The Trump administration has openly praised India’s role in Afghanistan. Even during discussions regarding the impact of American sanctions on projects such as the Chabahar port, the U.S. Principal Deputy Assistant Secretary for the Bureau of South and Central Asia Region, Alice Wells, did not forget to mention India’s positive role in Afghanistan: “We very much appreciate what India has done to provide both assistance to Afghanistan, including through using Chabahar Port for the delivery of wheat. We also very much appreciate what India has done to allow Afghanistan to diversify its trade relationships, and again Chabahar has played a role there.”

It will be impossible for Khalilzad to deal with Pakistan’s contrived paranoia. Pakistan is desperate to keep India completely out of any say in the reconciliation process. And it might not be possible for India to convincingly argue for a formal place in such a process. But New Delhi’s engagement with Khalilzad and his team regarding the Afghan reconciliation should remain a substantive one. Khalilzad is not unaware that Rawalpindi’s feigned anxieties about India’s strong ties with Afghanistan are nothing but a smokescreen for Pakistan’s ideological fixation with India. An overwhelming majority of Afghans understand the importance of their country’s more active engagement with India so that Pakistan’s Machiavellian manipulators cannot arm-twist their political leadership.

It is Khalilzad’s responsibility to ensure that the one-sided train from Washington carrying monetary incentives and political appeasement for Pakistan’s military establishment which has just come to a halt should not restart. It can be hoped that Khalilzad will bear this in mind while confronting the complaints from generals in Rawalpindi and mandarins in Pakistan’s foreign office about India’s role in Afghanistan. New Delhi’s major concern that Afghanistan does not become a base for Pakistan-based terrorist groups must be reflected in any negotiated settlement.

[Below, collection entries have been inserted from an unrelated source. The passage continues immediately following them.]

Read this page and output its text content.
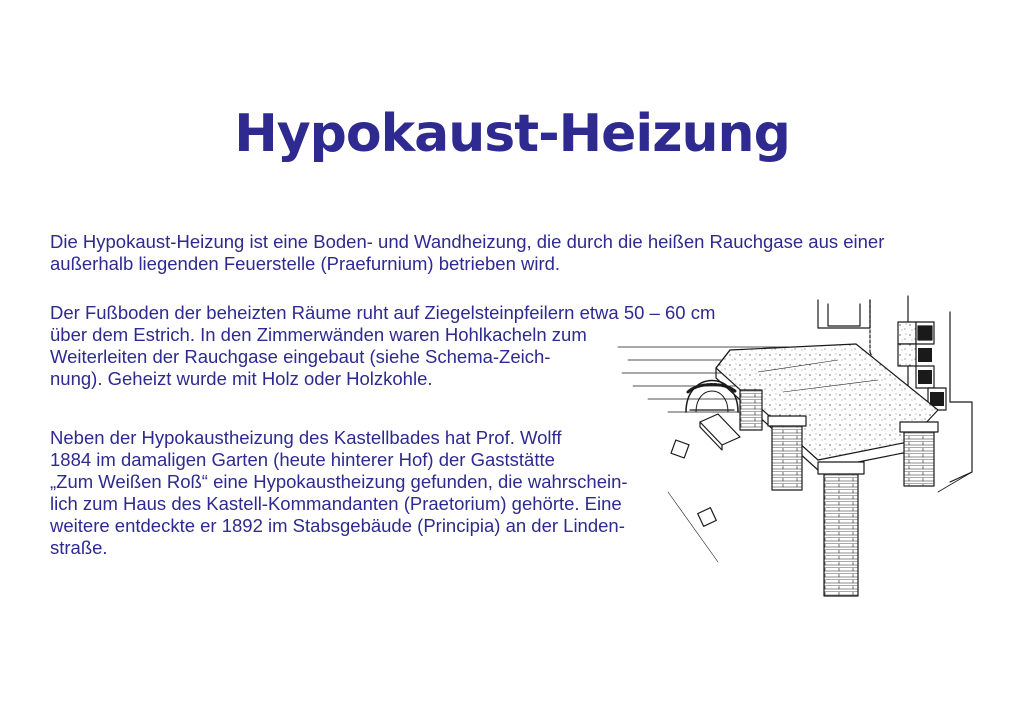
Hypokaust-Heizung

Die Hypokaust-Heizung ist eine Boden- und Wandheizung, die durch die heißen Rauchgase aus einer
außerhalb liegenden Feuerstelle (Praefurnium) betrieben wird.

Der Fußboden der beheizten Räume ruht auf Ziegelsteinpfeilern etwa 50 – 60 cm
über dem Estrich. In den Zimmerwänden waren Hohlkacheln zum
Weiterleiten der Rauchgase eingebaut (siehe Schema-Zeich-
nung). Geheizt wurde mit Holz oder Holzkohle.

Neben der Hypokaustheizung des Kastellbades hat Prof. Wolff
1884 im damaligen Garten (heute hinterer Hof) der Gaststätte
„Zum Weißen Roß“ eine Hypokaustheizung gefunden, die wahrschein-
lich zum Haus des Kastell-Kommandanten (Praetorium) gehörte. Eine
weitere entdeckte er 1892 im Stabsgebäude (Principia) an der Linden-
straße.
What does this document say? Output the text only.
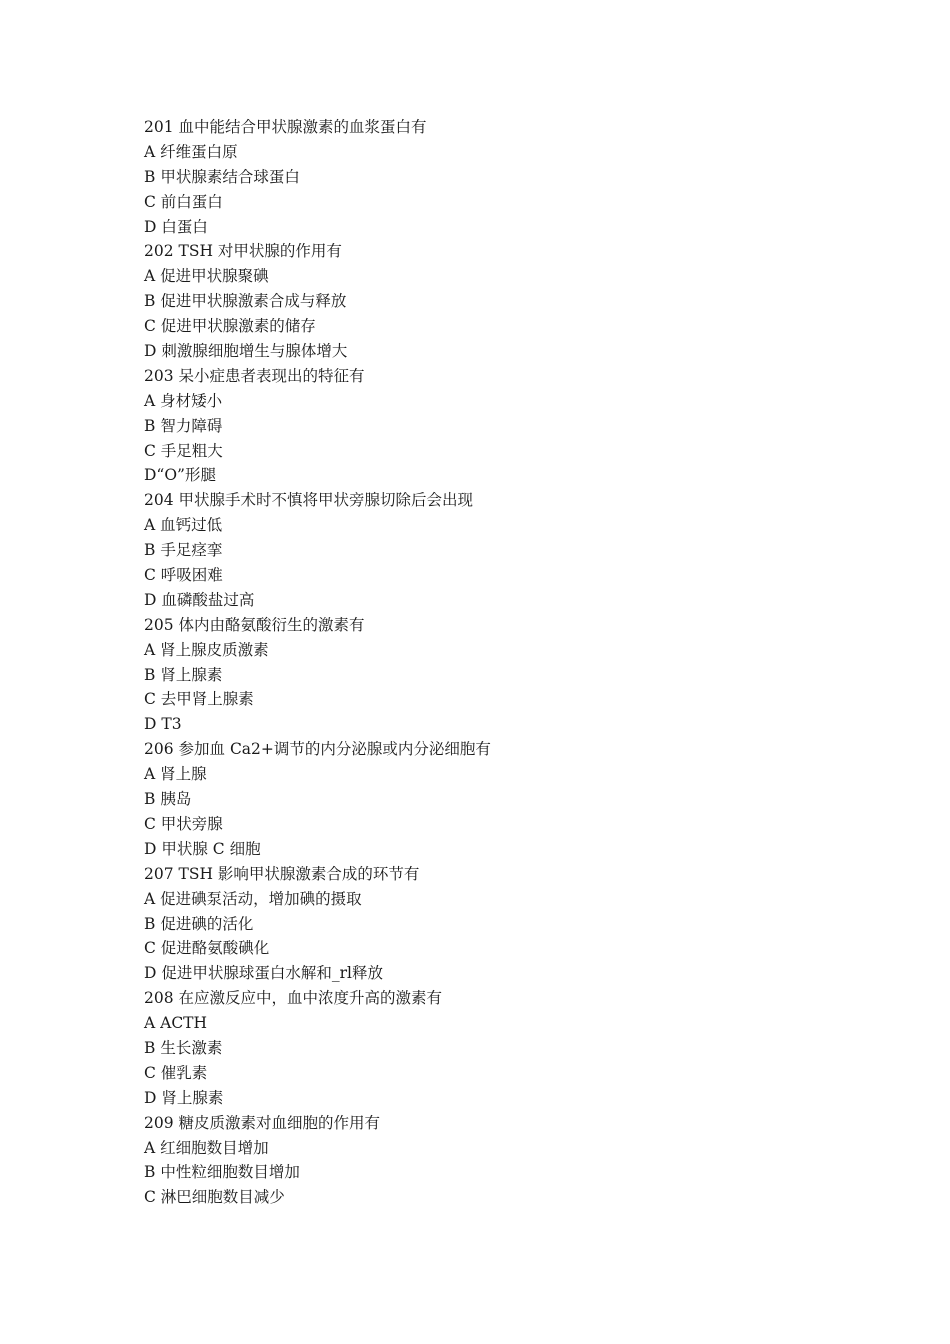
201 血中能结合甲状腺激素的血浆蛋白有
A 纤维蛋白原
B 甲状腺素结合球蛋白
C 前白蛋白
D 白蛋白
202 TSH 对甲状腺的作用有
A 促进甲状腺聚碘
B 促进甲状腺激素合成与释放
C 促进甲状腺激素的储存
D 刺激腺细胞增生与腺体增大
203 呆小症患者表现出的特征有
A 身材矮小
B 智力障碍
C 手足粗大
D“O”形腿
204 甲状腺手术时不慎将甲状旁腺切除后会出现
A 血钙过低
B 手足痉挛
C 呼吸困难
D 血磷酸盐过高
205 体内由酪氨酸衍生的激素有
A 肾上腺皮质激素
B 肾上腺素
C 去甲肾上腺素
D T3
206 参加血 Ca2+调节的内分泌腺或内分泌细胞有
A 肾上腺
B 胰岛
C 甲状旁腺
D 甲状腺 C 细胞
207 TSH 影响甲状腺激素合成的环节有
A 促进碘泵活动，增加碘的摄取
B 促进碘的活化
C 促进酪氨酸碘化
D 促进甲状腺球蛋白水解和_rl释放
208 在应激反应中，血中浓度升高的激素有
A ACTH
B 生长激素
C 催乳素
D 肾上腺素
209 糖皮质激素对血细胞的作用有
A 红细胞数目增加
B 中性粒细胞数目增加
C 淋巴细胞数目减少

The Trump Administration is reportedly reviewing its Afghanistan policy and it had led some to argue that Pakistan would be able to assert its primacy once again after being relegated as the source of regional instability in the first policy statement. But the appointment of Khalilzad and his subsequent moves have underlined that the shift in American approach might be more fundamental than earlier assumed. Washington has to make some tough choices going forward but that may not mean going easy on Pakistan.